失われた時を求めて〈10 第7篇〉見出された時 (ちくま文庫)

 僕にとって2017年は、なによりもまず『失われた時を求めて』を読んでいた年として思い返されるのでは、と思っています。どこまで読めたのかというとそれは非常に疑問で、むしろこれから読み始めるといっても過言ではないわけですが、とりあえず感想を書き記しておきます。

  全7篇、ちくま文庫版で全10巻にも及ぶこの長大な小説は、芸術とは何か、恋愛とその苦痛、そして天職とは何か、等々、様々な主題がある、とされる。19世紀末から20世紀初頭、第一次世界大戦後までのあいだに、語り手が社交界のなかで様々な人間と出会い、そして恋に身を焦がし、やがて作家として自身の経験を小説にすることを決意する、要約などおおよそ意味があるとは思われないが、あえて粗筋を提示するならばこのような感じだろうか。

 たしかに、この小説のなかで芸術、恋愛、天職等々のモチーフが重要であることは認めよう。しかし、僕にとってこの『失われた時を求めて』は「世界の終わり」を描いた小説であるように思われた。

 作中でとりわけ印象的だったのは、死と老いを描写するシーンの数々である。フェルメールの風景画「デルフトの眺望」をまえに作家ベルゴットが息絶える場面、祖母に近づいてくる死の足音、そしてあとになってようやく実感されるその死。老いさらばえ、自身の死を最早避けがたいと感じるスワン。語り手の周りの人物は否応なしに年を重ね、そして知らぬ間に語り自身も老いている。唐突に実感される老い

 死と老いは個人的なものであるのだが、その一人一人が集合して社会的なるものを構成する以上、個人の死と老いの集積は、社会、あるいは世界の死と老いとを意味する。だから、語り手の属する社交界もまた老い衰え、その相貌を否応なしに変えてゆく。その変化が描かれるのが最後を飾る「見出された時」であって、そこに至るまでの長大な描写の集積は、徹頭徹尾ここにおける世界の終わりを描くためにあったのだといっていいと思う。「見出された時」を読み進めているさなかの、あの見知った世界が次々塗り替わり消え去っていくような感覚を、いままで味わったことはなかったし、これからも味わうことはないだろう。

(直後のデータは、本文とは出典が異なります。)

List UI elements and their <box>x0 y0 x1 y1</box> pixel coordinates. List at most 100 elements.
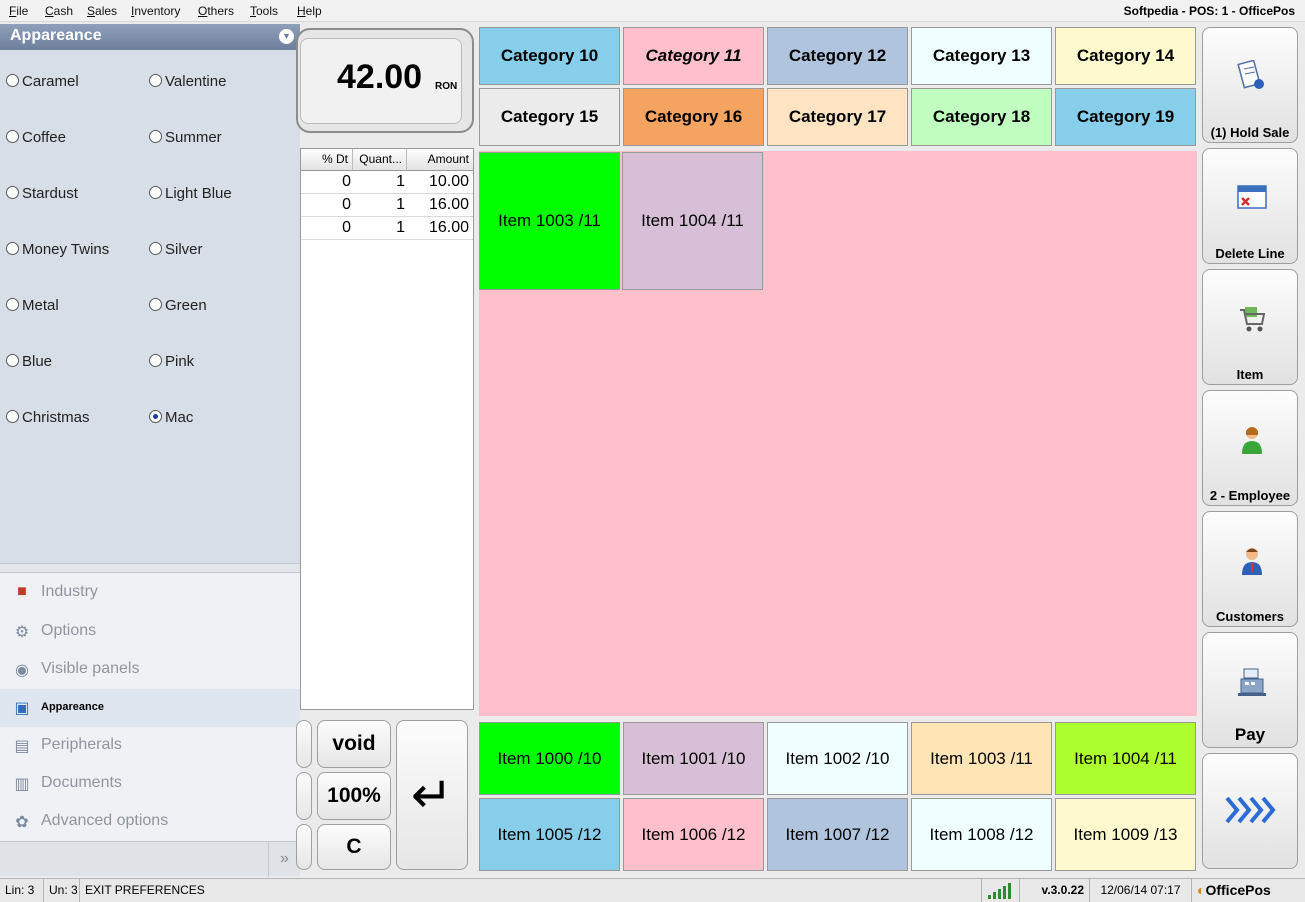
theme-blue[interactable]: Blue <box>6 353 52 370</box>
menu-tools[interactable]: Tools <box>250 4 278 18</box>
menu-bar: File Cash Sales Inventory Others Tools H… <box>0 0 1305 22</box>
next-page-button[interactable] <box>1202 753 1298 869</box>
col-discount[interactable]: % Dt <box>301 149 353 171</box>
delete-line-button[interactable]: Delete Line <box>1202 148 1298 264</box>
quick-item-button[interactable]: Item 1009 /13 <box>1055 798 1196 871</box>
nav-footer: » <box>0 841 300 877</box>
pay-button[interactable]: Pay <box>1202 632 1298 748</box>
cash-register-icon <box>1238 668 1266 696</box>
menu-sales[interactable]: Sales <box>87 4 117 18</box>
radio-icon <box>6 410 19 423</box>
keypad-key-partial[interactable] <box>296 772 312 820</box>
col-quantity[interactable]: Quant... <box>353 149 407 171</box>
quick-item-button[interactable]: Item 1007 /12 <box>767 798 908 871</box>
quick-item-button[interactable]: Item 1001 /10 <box>623 722 764 795</box>
radio-icon <box>6 242 19 255</box>
employee-icon <box>1242 427 1262 454</box>
employee-button[interactable]: 2 - Employee <box>1202 390 1298 506</box>
hold-sale-icon <box>1237 60 1264 89</box>
category-button[interactable]: Category 16 <box>623 88 764 146</box>
appearance-header: Appareance ▼ <box>0 24 300 50</box>
theme-metal[interactable]: Metal <box>6 297 59 314</box>
theme-light-blue[interactable]: Light Blue <box>149 185 232 202</box>
nav-options[interactable]: ⚙ Options <box>0 613 300 651</box>
employee-label: 2 - Employee <box>1209 488 1291 503</box>
keypad-key-partial[interactable] <box>296 720 312 768</box>
preferences-nav: ■ Industry ⚙ Options ◉ Visible panels ▣ Appa… <box>0 573 300 841</box>
clear-button[interactable]: C <box>317 824 391 870</box>
quick-item-button[interactable]: Item 1006 /12 <box>623 798 764 871</box>
theme-money-twins[interactable]: Money Twins <box>6 241 109 258</box>
radio-icon <box>6 298 19 311</box>
radio-icon <box>149 74 162 87</box>
quick-item-button[interactable]: Item 1008 /12 <box>911 798 1052 871</box>
theme-valentine[interactable]: Valentine <box>149 73 226 90</box>
menu-inventory[interactable]: Inventory <box>131 4 180 18</box>
category-button[interactable]: Category 12 <box>767 27 908 85</box>
category-button[interactable]: Category 11 <box>623 27 764 85</box>
nav-industry[interactable]: ■ Industry <box>0 574 300 612</box>
col-amount[interactable]: Amount <box>407 149 473 171</box>
customers-label: Customers <box>1216 609 1284 624</box>
delete-line-label: Delete Line <box>1215 246 1285 261</box>
item-action-label: Item <box>1236 367 1264 382</box>
hold-sale-button[interactable]: (1) Hold Sale <box>1202 27 1298 143</box>
theme-christmas[interactable]: Christmas <box>6 409 90 426</box>
category-button[interactable]: Category 13 <box>911 27 1052 85</box>
radio-icon <box>149 130 162 143</box>
category-button[interactable]: Category 17 <box>767 88 908 146</box>
theme-caramel[interactable]: Caramel <box>6 73 79 90</box>
calendar-delete-icon <box>1237 185 1267 209</box>
enter-icon: ↵ <box>411 767 453 823</box>
theme-green[interactable]: Green <box>149 297 207 314</box>
category-button[interactable]: Category 14 <box>1055 27 1196 85</box>
theme-silver[interactable]: Silver <box>149 241 203 258</box>
panel-splitter[interactable] <box>0 563 300 573</box>
theme-mac[interactable]: Mac <box>149 409 193 426</box>
shopping-cart-icon <box>1240 307 1266 332</box>
nav-visible-panels[interactable]: ◉ Visible panels <box>0 651 300 689</box>
quick-item-button[interactable]: Item 1004 /11 <box>1055 722 1196 795</box>
printer-icon: ▥ <box>14 776 30 793</box>
theme-pink[interactable]: Pink <box>149 353 194 370</box>
menu-file[interactable]: File <box>9 4 28 18</box>
gear-icon: ✿ <box>15 814 29 831</box>
table-row[interactable]: 0 1 16.00 <box>301 194 473 217</box>
quick-item-button[interactable]: Item 1005 /12 <box>479 798 620 871</box>
category-button[interactable]: Category 19 <box>1055 88 1196 146</box>
devices-icon: ▤ <box>14 738 30 755</box>
keypad-key-partial[interactable] <box>296 824 312 870</box>
sale-lines-table: % Dt Quant... Amount 0 1 10.00 0 1 16.00… <box>300 148 474 710</box>
menu-help[interactable]: Help <box>297 4 322 18</box>
nav-peripherals[interactable]: ▤ Peripherals <box>0 727 300 765</box>
customer-icon <box>1242 548 1262 575</box>
table-row[interactable]: 0 1 10.00 <box>301 171 473 194</box>
category-button[interactable]: Category 10 <box>479 27 620 85</box>
forward-arrows-icon <box>1225 796 1276 824</box>
menu-others[interactable]: Others <box>198 4 234 18</box>
quick-item-button[interactable]: Item 1002 /10 <box>767 722 908 795</box>
theme-coffee[interactable]: Coffee <box>6 129 66 146</box>
quick-item-button[interactable]: Item 1000 /10 <box>479 722 620 795</box>
customers-button[interactable]: Customers <box>1202 511 1298 627</box>
void-button[interactable]: void <box>317 720 391 768</box>
table-row[interactable]: 0 1 16.00 <box>301 217 473 240</box>
theme-stardust[interactable]: Stardust <box>6 185 78 202</box>
enter-button[interactable]: ↵ <box>396 720 468 870</box>
category-button[interactable]: Category 15 <box>479 88 620 146</box>
item-button[interactable]: Item 1003 /11 <box>479 152 620 290</box>
nav-documents[interactable]: ▥ Documents <box>0 765 300 803</box>
category-button[interactable]: Category 18 <box>911 88 1052 146</box>
radio-icon <box>149 354 162 367</box>
nav-appearance[interactable]: ▣ Appareance <box>0 689 300 727</box>
pay-label: Pay <box>1234 725 1266 744</box>
percent-button[interactable]: 100% <box>317 772 391 820</box>
menu-cash[interactable]: Cash <box>45 4 73 18</box>
item-action-button[interactable]: Item <box>1202 269 1298 385</box>
collapse-icon[interactable]: ▼ <box>279 29 294 44</box>
quick-item-button[interactable]: Item 1003 /11 <box>911 722 1052 795</box>
nav-advanced-options[interactable]: ✿ Advanced options <box>0 803 300 841</box>
theme-summer[interactable]: Summer <box>149 129 222 146</box>
radio-icon <box>6 130 19 143</box>
item-button[interactable]: Item 1004 /11 <box>622 152 763 290</box>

 しかし同時に、『失われた時を求めて』はその「世界の終わり」という破局を回避する、すなわち世界を救うテクストでもある。そこで描かれているのは世界の老いと死なのだが、しかしその老いと死のうちにあってなお、世界は救済されているのである。それはどのような仕方でなされているのか、言うまでもない、作家によって描かれる、という仕方で、最早過ぎゆき、老いて死した世界は、永遠の命を得てもいるのである。

 見出された時に至って、そして再びこの小説の冒頭に立ち戻るとき、ここでいかに苦心して作家が一つの世界を立ち上げようとしていたのか、その苦闘の痕跡がようやく感受される。冒頭にみなぎる異様な緊張感、それをもたらす文体は明らかに、世界を一から創造せねばならないという使命を帯びているからこそ、そのような感覚をまとっているのだ。世界は終わり、そして始まる。19世紀的なるものはこうしてテクストのなかにその死と再生とを折り込まれ、20世紀へと手渡された。

 

 僕にとってこの長い旅は老いと死の先取りのような経験でもあった。たぶん数十年後、世界の、あるいは見知った人の、あるいは僕自身の老いと死とを体感してからこの小説を読むならば、まったく違った感覚が喚起されるような気がする。いずれ再び、必ず、またこの小説と出会う時がくるでしょう。